以下代码是对soupselect demo example的修改。 它基本上取一些html并打印一个链接列表并将它们存储在一个变量中:
crawl = function(host)
var select = require('soupselect').select,
htmlparser = require("htmlparser"),
http = require('http'),
sys = require('sys');
// fetch some HTML...
var http = require('http');
var client = http.createClient(80, host);
var request = client.request('GET', '/',{'host': host});
var newPages = []
request.on('response', function (response) {
response.setEncoding('utf8');
var body = "";
response.on('data', function (chunk) {
body = body + chunk;
});
response.on('end', function() {
// now we have the whole body, parse it and select the nodes we want...

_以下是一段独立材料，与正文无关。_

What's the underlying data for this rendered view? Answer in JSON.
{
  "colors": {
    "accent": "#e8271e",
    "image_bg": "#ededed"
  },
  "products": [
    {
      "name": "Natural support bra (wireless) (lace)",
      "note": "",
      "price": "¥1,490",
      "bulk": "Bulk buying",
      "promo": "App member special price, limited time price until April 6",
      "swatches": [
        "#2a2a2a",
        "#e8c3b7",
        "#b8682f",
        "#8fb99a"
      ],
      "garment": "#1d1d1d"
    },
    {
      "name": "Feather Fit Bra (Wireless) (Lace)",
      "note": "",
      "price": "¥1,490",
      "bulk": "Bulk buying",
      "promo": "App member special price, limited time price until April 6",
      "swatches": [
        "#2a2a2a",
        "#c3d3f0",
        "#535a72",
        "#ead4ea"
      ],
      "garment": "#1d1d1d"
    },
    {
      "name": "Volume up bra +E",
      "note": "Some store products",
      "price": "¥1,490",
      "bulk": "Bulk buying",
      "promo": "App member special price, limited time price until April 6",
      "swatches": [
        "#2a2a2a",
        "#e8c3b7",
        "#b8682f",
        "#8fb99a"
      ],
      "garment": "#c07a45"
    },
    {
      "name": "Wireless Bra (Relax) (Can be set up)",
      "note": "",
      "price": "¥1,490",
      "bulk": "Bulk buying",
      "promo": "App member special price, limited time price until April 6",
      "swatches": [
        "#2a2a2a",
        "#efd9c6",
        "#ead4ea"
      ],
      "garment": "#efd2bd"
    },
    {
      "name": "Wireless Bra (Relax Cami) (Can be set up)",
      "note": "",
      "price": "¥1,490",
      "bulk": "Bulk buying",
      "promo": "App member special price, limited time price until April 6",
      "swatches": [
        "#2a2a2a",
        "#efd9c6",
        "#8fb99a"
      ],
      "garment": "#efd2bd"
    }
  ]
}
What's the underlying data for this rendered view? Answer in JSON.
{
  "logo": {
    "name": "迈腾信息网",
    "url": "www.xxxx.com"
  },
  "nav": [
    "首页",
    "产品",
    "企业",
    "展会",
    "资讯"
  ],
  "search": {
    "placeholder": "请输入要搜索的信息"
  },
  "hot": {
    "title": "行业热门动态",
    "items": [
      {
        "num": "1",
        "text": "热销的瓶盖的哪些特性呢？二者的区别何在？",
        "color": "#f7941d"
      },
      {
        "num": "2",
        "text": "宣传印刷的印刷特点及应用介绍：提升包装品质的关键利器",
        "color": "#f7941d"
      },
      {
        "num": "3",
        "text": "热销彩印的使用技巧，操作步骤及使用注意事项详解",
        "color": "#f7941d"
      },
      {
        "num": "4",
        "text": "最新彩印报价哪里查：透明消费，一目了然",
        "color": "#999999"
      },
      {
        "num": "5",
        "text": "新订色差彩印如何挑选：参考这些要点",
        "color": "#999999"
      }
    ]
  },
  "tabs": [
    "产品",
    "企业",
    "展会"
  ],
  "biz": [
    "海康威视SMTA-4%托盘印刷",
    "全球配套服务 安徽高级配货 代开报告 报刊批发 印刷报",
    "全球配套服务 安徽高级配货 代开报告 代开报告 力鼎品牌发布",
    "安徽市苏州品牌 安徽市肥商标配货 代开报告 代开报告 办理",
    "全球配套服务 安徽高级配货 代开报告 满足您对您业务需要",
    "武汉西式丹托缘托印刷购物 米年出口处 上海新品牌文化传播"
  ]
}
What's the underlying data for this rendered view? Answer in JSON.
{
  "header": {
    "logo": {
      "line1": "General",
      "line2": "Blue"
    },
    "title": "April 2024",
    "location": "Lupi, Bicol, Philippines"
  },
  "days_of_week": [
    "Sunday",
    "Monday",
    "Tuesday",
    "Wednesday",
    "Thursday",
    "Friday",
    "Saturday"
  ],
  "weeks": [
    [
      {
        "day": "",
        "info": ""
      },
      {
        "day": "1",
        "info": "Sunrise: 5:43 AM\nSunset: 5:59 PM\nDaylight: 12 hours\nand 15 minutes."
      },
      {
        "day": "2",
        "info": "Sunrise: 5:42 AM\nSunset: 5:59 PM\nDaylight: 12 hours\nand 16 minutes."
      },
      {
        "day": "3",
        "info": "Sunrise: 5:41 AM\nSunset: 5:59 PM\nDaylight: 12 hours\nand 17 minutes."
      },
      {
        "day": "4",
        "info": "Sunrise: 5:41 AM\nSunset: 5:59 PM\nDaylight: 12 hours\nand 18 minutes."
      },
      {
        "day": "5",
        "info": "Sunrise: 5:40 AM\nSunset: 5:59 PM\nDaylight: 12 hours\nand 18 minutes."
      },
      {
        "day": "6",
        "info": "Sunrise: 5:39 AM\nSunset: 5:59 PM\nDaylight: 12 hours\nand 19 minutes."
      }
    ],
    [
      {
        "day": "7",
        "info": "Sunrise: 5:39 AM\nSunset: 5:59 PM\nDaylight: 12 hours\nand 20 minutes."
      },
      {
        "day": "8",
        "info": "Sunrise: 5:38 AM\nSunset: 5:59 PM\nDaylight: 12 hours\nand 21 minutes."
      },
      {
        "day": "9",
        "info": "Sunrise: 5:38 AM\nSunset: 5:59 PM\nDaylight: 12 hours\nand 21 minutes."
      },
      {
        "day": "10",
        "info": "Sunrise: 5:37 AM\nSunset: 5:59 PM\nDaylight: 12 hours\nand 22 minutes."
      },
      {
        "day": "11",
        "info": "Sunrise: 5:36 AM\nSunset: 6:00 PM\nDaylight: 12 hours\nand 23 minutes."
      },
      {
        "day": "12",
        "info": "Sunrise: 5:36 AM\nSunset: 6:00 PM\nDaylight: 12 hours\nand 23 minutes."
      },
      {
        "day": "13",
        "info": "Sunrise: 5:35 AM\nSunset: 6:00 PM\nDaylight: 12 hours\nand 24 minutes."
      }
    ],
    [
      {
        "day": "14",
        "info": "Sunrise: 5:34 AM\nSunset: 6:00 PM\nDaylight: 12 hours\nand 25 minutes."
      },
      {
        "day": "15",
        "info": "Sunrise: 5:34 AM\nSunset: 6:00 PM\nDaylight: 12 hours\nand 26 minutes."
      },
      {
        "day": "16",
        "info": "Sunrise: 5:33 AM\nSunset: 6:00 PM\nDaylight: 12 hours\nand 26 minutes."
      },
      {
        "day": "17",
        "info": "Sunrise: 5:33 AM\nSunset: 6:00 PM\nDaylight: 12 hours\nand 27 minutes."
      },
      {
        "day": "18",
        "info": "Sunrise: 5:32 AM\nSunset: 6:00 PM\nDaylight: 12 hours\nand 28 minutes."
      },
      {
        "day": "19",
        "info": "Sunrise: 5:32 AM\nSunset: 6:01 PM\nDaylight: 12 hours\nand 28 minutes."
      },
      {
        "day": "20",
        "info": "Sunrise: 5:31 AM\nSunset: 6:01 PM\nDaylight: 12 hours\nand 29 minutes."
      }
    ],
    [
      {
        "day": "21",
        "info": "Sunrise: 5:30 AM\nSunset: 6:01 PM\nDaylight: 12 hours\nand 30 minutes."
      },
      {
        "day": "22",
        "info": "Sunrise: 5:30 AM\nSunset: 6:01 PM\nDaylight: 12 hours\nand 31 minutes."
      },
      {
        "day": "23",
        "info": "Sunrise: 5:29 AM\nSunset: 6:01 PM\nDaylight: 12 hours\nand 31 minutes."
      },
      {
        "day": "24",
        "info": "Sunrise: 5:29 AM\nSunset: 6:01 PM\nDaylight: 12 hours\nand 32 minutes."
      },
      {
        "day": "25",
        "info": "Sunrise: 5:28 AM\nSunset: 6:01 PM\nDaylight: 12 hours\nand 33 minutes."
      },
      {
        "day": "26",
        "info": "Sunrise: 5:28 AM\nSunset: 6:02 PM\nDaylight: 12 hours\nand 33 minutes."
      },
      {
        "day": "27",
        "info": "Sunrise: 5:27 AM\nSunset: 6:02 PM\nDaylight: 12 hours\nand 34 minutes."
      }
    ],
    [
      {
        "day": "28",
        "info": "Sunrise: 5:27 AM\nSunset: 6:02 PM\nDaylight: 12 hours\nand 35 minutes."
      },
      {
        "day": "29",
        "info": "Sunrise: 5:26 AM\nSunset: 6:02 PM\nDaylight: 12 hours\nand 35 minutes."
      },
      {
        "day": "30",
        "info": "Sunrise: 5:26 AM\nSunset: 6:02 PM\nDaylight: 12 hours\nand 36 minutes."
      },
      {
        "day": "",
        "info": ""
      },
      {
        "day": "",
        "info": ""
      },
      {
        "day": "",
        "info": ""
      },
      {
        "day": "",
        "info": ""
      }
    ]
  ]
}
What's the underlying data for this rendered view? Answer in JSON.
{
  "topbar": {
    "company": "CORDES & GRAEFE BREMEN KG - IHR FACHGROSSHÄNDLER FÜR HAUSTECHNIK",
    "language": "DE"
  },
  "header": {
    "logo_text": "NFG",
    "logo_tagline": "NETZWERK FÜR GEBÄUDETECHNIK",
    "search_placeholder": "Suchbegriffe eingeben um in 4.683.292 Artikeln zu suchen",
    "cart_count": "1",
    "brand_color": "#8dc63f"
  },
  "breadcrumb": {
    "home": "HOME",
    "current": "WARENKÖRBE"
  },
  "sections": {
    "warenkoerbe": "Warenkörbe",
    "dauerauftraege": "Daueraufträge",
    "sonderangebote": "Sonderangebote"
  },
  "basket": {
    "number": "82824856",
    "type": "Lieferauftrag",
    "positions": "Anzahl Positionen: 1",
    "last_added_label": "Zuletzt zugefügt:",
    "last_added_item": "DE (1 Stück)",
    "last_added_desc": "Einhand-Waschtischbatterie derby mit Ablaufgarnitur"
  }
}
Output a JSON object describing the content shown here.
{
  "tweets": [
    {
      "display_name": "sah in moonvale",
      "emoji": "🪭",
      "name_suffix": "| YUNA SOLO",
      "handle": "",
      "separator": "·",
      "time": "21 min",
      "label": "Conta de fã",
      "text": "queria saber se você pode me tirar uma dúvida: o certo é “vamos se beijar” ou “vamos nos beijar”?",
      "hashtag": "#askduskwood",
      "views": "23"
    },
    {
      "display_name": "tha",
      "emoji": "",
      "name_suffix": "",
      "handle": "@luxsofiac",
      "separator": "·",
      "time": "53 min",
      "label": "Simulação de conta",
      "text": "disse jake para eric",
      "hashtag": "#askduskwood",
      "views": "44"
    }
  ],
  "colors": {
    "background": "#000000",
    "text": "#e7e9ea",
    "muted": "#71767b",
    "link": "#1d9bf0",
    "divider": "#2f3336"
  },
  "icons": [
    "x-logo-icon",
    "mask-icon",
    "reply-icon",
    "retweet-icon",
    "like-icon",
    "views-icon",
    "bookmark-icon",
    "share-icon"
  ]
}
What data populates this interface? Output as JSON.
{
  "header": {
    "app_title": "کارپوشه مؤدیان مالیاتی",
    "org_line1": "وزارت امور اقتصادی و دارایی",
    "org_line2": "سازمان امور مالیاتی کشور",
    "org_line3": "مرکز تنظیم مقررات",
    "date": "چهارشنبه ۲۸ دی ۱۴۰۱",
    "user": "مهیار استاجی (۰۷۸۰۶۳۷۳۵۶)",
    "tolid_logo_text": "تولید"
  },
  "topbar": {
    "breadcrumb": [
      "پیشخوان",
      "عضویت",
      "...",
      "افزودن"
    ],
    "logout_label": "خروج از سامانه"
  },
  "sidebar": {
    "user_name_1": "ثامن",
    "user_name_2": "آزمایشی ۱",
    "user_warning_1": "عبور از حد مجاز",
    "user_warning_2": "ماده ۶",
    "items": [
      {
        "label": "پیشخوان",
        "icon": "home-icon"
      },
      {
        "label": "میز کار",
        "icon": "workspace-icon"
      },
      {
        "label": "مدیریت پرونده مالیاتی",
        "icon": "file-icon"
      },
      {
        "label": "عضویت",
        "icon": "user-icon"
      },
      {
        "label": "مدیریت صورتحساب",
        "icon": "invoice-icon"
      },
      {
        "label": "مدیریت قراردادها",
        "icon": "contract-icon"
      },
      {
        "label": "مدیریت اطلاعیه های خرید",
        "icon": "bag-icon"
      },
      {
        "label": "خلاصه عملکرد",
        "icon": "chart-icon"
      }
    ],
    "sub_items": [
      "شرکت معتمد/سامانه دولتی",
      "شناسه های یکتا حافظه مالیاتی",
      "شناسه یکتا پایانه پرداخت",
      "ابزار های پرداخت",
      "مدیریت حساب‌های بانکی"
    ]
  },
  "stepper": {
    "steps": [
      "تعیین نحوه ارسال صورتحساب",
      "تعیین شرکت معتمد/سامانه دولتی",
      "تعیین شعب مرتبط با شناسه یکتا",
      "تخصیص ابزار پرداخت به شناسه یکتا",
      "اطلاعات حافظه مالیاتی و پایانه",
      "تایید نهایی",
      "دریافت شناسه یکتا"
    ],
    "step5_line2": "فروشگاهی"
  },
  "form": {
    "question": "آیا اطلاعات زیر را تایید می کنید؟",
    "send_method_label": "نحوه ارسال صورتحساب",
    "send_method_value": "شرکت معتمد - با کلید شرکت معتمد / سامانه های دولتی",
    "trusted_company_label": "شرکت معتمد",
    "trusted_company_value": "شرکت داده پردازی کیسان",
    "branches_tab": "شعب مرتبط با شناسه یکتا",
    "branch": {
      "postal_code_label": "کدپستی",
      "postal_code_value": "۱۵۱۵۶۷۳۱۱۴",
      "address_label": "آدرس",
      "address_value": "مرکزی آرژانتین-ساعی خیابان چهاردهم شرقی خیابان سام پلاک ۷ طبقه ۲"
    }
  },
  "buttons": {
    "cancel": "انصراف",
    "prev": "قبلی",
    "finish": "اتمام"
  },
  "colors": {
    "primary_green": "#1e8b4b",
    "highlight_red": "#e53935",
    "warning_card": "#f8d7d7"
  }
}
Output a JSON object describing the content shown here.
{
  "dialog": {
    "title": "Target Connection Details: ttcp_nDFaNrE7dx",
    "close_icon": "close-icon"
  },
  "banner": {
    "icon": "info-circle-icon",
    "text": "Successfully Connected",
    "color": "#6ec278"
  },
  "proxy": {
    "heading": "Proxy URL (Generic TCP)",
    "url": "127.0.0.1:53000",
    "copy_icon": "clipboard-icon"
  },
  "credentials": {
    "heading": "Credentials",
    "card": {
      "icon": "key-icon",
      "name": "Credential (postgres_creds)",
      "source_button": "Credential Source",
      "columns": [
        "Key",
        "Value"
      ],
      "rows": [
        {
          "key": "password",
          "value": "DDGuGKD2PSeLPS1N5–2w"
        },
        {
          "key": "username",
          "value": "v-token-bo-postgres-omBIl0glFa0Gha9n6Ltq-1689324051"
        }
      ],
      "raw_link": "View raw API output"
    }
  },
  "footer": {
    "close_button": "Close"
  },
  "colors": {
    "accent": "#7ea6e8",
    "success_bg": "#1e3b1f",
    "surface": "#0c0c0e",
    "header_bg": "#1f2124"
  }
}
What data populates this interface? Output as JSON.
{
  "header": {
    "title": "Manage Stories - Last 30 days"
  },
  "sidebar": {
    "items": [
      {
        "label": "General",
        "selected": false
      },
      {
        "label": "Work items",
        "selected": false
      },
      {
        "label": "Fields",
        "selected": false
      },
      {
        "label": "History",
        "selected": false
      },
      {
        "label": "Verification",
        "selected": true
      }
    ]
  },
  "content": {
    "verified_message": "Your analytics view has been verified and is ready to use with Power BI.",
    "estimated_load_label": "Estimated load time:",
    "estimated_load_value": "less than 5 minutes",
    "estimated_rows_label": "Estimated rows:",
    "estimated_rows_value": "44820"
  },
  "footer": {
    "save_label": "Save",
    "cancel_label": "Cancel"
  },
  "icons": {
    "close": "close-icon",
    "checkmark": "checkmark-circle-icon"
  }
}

var handler = new htmlparser.DefaultHandler(function(err, dom) {
if (err) {
sys.debug("Error: " + err);
} else {
// soupselect happening here...
var titles = select(dom, 'a.title');
sys.puts("Top stories from reddit");
titles.forEach(function(title) {
sys.puts("- " + title.children[0].raw + " [" + title.attribs.href + "]\n");
newPages.push(title.attribs.href);
})
}
});
var parser = new htmlparser.Parser(handler);
parser.parseComplete(body);
});
});
request.end();
}
我真正想要的是这个函数返回newPages
我希望能够说newPages = crawl(host)
;麻烦是我不确定这是否有意义或在何处放置return语句。我看到newPages在请求结束之前存在,但在请求结束后为空。
如何使该函数的返回值为newPages
?
答案 0 :(得分:1)
将您的功能签名更改为
crawl = function(host, done)
并将您的函数体更新为:
titles.forEach(function(title) {
sys.puts("- " + title.children[0].raw + " [" + title.attribs.href + "]\n");
newPages.push(title.attribs.href);
done(newPages);
})
然后您可以像这样调用抓取:
var processNewPages = function(pages){
// do something with pages here
...
};
crawl(host, processNewPages);
答案 1 :(得分:1)
我喜欢使用request
,cheerio
和async
模块来抓取网站。这段代码更短,我觉得更具可读性。
var request = require('request');
var cheerio = require('cheerio');
var async = require('async');
function crawl(url, contentSelector, linkSelector, callback) {
var results = [];
var visited = {};
var queue = async.queue(crawlPage, 5); // crawl 5 pages at a time
queue.drain = callback; // will be called when finished
function crawlPage(url, done) {
// make sure to visit each page only once
if (visited[url]) return done(); else visited[url] = true;
request(url, function(err, response, body) {
if (!err) {
var $ = cheerio.load(body); // "jQuery"
results = results.concat(contentSelector($)); // add something to the results
queue.push(linkSelector($)); // add links found on this page to the queue
}
done();
});
}
}
function getStoryTitles($) {
return $('a.title').map(function() { return $(this).text(); });
}
function getStoryLinks($) {
return $('a.title').map(function() { return $(this).attr('href'); });
}
crawl('http://www.reddit.com', getStoryTitles, getStoryLinks, function(stories) {
console.log(stories); // all stories!
});
最后,你会得到一个你可能想要的所有故事的数组,它只是一个不同的语法。您可以像AndyD建议的那样更新您的功能,使其行为类似。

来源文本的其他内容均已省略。